When I look at this, my eyes frantically search for something to latch onto, and I find myself thinking that before I lie down, I should ORDER TODAY. After that, I'll lie down and try to divest my brain of the static that seems to have lodged there since I loaded this page.
I know: I'm overly dramatic. Sometimes, Alida, I tell myself, you just need to knuckle down and read all the words to imbibe information from the web.
But, really. Back at the Writing for the Internet Community College, the first class I took was Little Paras 101. There I learned to make each para small, and to make it start with some exciting words that tip off scanners as to what's in the para.
That, we learned, was the way to create order, today, in the chaos of online text: use word flags, signposts, whitespace -- headings, if you have them at your disposal -- and a lot of hinting. Accordingly, most of the time, writers try to write so that scanners can imply the thread of a story, roughly, by glancing at each para's first few words.
What about the readers?, you may ask. Well, they're getting the full story, the lucky, dedicated so-and-sos. But the scanners are effectively the lowest common denominator. I say this as a scanner myself. If you've catered to me and my moronic approach to web content, you've catered to the whole barrel of monkeys.
Perhaps, the cynic advances, the whole purpose of the page is to get me to order today: overwhelm users with words and a portion of them, in looking for an escape, will click on the pretty, inviting picture rather than the Back button. That ad is for the print version of this online publication -- Fast Company magazine.
But if I find the publication's content daunting before I even begin to read it, I posit that I will be unlikely to order today. I'm not about to pay money to be daunted.

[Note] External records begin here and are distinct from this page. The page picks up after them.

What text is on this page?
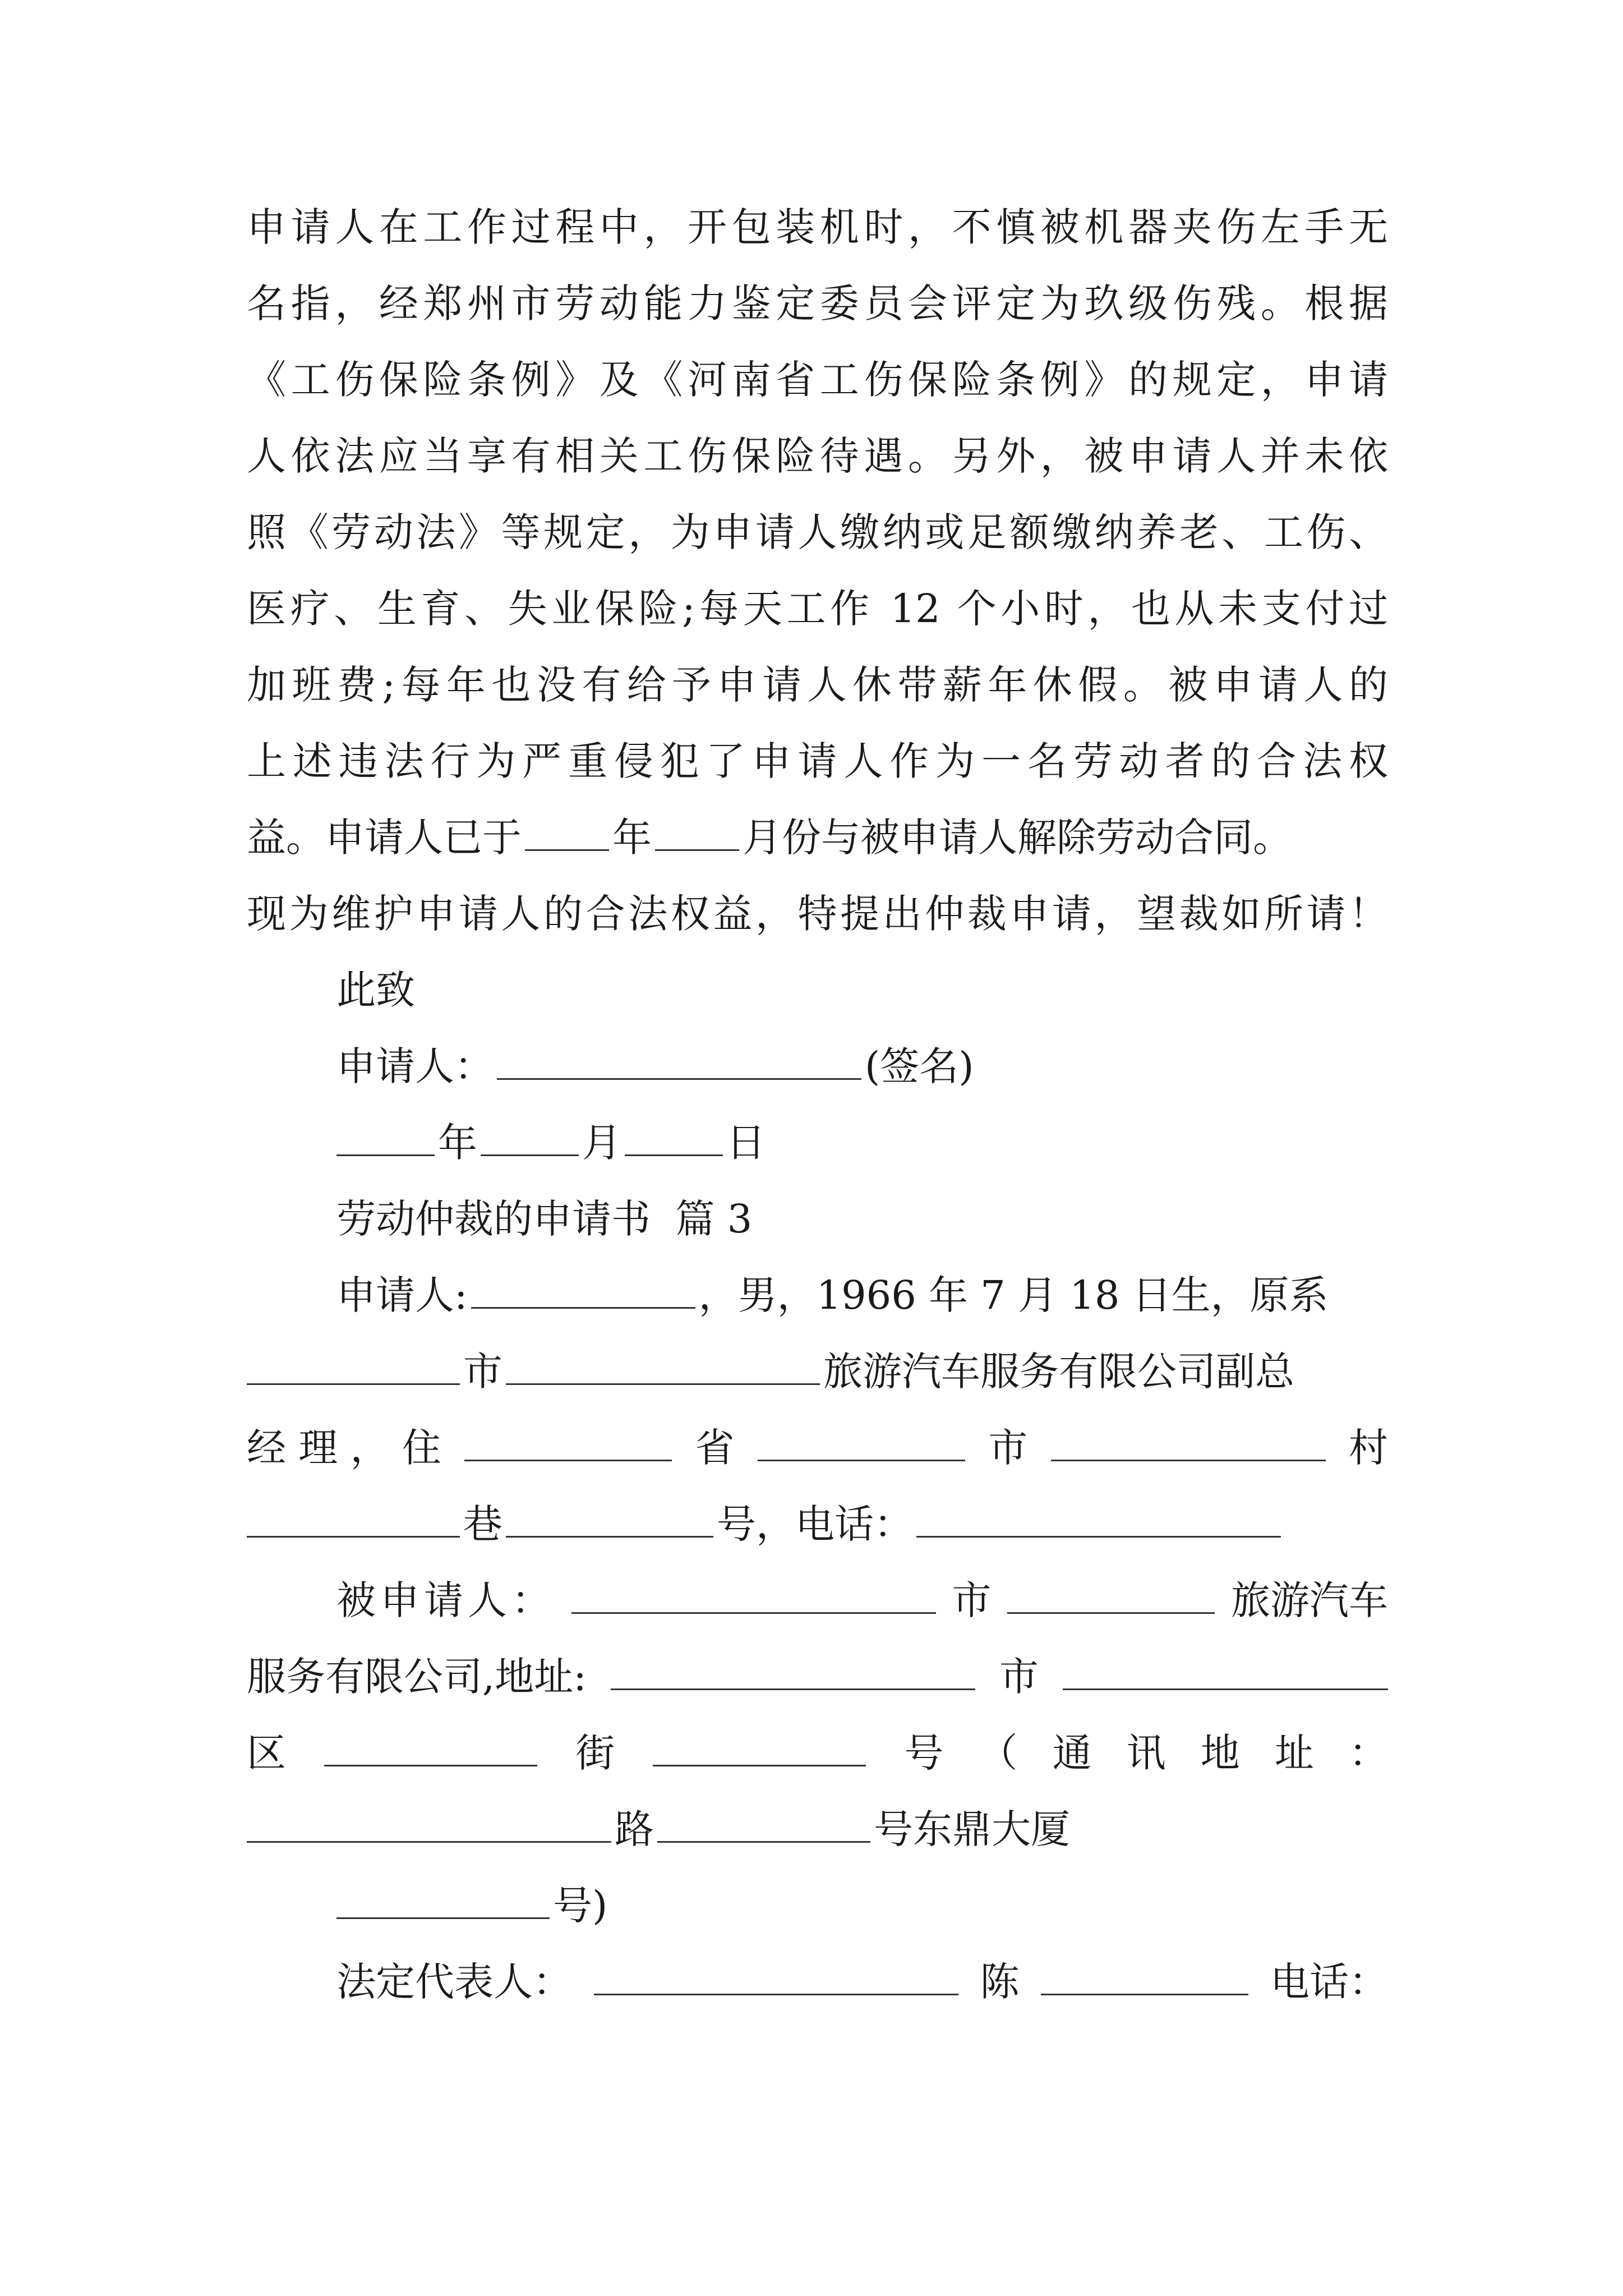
申请人在工作过程中，开包装机时，不慎被机器夹伤左手无
名指，经郑州市劳动能力鉴定委员会评定为玖级伤残。根据
《工伤保险条例》及《河南省工伤保险条例》的规定，申请
人依法应当享有相关工伤保险待遇。另外，被申请人并未依
照《劳动法》等规定，为申请人缴纳或足额缴纳养老、工伤、
医疗、生育、失业保险;每天工作 12 个小时，也从未支付过
加班费;每年也没有给予申请人休带薪年休假。被申请人的
上述违法行为严重侵犯了申请人作为一名劳动者的合法权
益。申请人已于 年 月份与被申请人解除劳动合同。
现为维护申请人的合法权益，特提出仲裁申请，望裁如所请！
此致
申请人：	(签名)
年	月	日
劳动仲裁的申请书  篇 3
申请人:	，男，1966 年 7 月 18 日生，原系
市	旅游汽车服务有限公司副总
经 理 ， 住	省	市	村
巷	号，电话：
被申请人：	市	旅游汽车
服务有限公司,地址:	市
区	街	号 （ 通 讯 地 址 ：
路	号东鼎大厦
号)
法定代表人：	陈	电话：
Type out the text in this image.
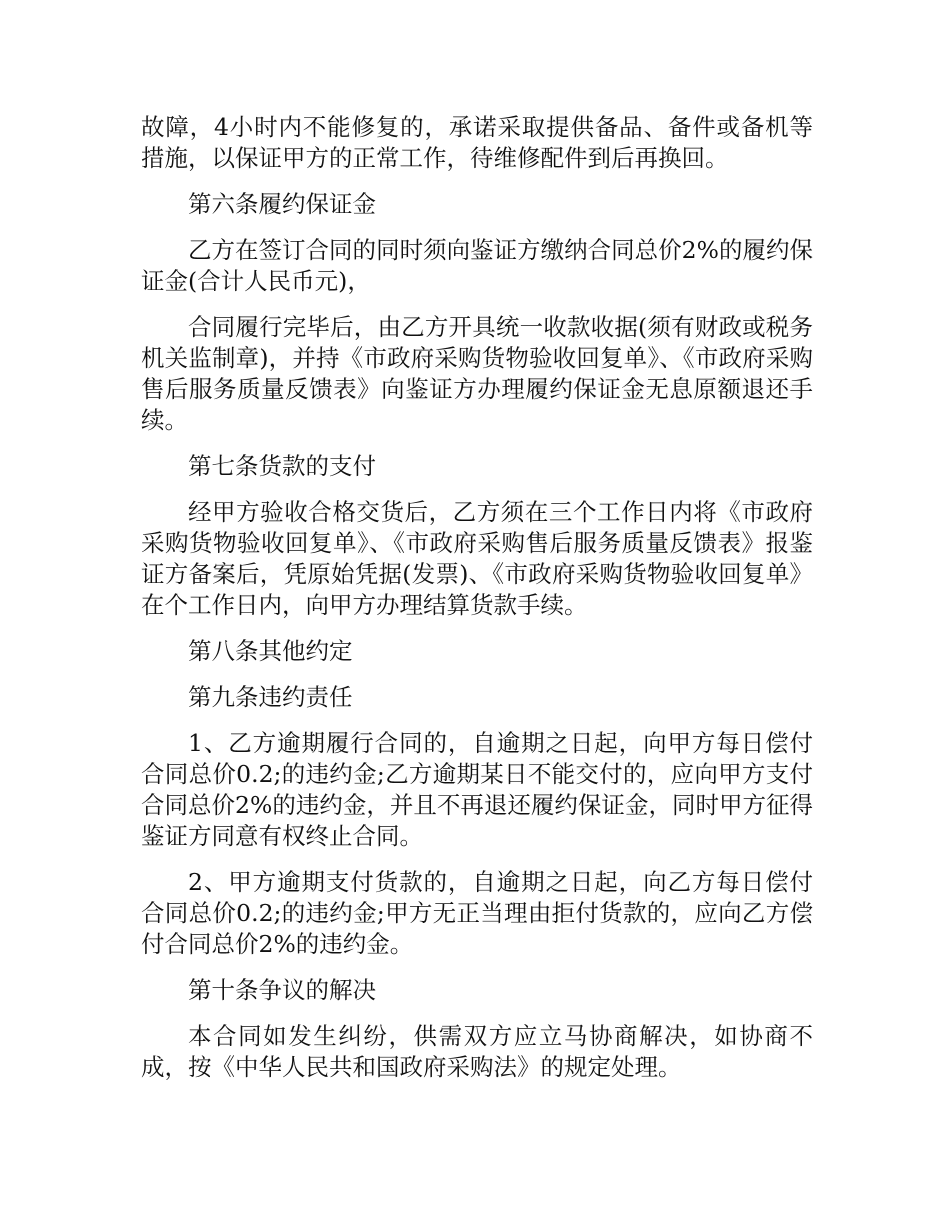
故障，4小时内不能修复的，承诺采取提供备品、备件或备机等措施，以保证甲方的正常工作，待维修配件到后再换回。

第六条履约保证金

乙方在签订合同的同时须向鉴证方缴纳合同总价2%的履约保证金(合计人民币元)，

合同履行完毕后，由乙方开具统一收款收据(须有财政或税务机关监制章)，并持《市政府采购货物验收回复单》、《市政府采购售后服务质量反馈表》向鉴证方办理履约保证金无息原额退还手续。

第七条货款的支付

经甲方验收合格交货后，乙方须在三个工作日内将《市政府采购货物验收回复单》、《市政府采购售后服务质量反馈表》报鉴证方备案后，凭原始凭据(发票)、《市政府采购货物验收回复单》在个工作日内，向甲方办理结算货款手续。

第八条其他约定

第九条违约责任

1、乙方逾期履行合同的，自逾期之日起，向甲方每日偿付合同总价0.2;的违约金;乙方逾期某日不能交付的，应向甲方支付合同总价2%的违约金，并且不再退还履约保证金，同时甲方征得鉴证方同意有权终止合同。

2、甲方逾期支付货款的，自逾期之日起，向乙方每日偿付合同总价0.2;的违约金;甲方无正当理由拒付货款的，应向乙方偿付合同总价2%的违约金。

第十条争议的解决

本合同如发生纠纷，供需双方应立马协商解决，如协商不成，按《中华人民共和国政府采购法》的规定处理。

The proposed defence, in this case, is that the article pictured here is an excerpt from a book. Yes, we could muse wryly all day over the clash of media, readability, content transferability, and [cue ellipsis here]. But the truth is: users don't care whether it's a book excerpt or a Martian communique beamed in from outer space. They just want smaller paragraphs.
Get a content editor to insert a couple of paragraph breaks where currently there are none. By all means, clear it with the publisher. But do it, because without that, you limit your readership automatically on the basis of layout, rather than content.
Evidence? I tried to read this article, but all I know was what's on the cover image at the top left of the page. And that I should ORDER TODAY.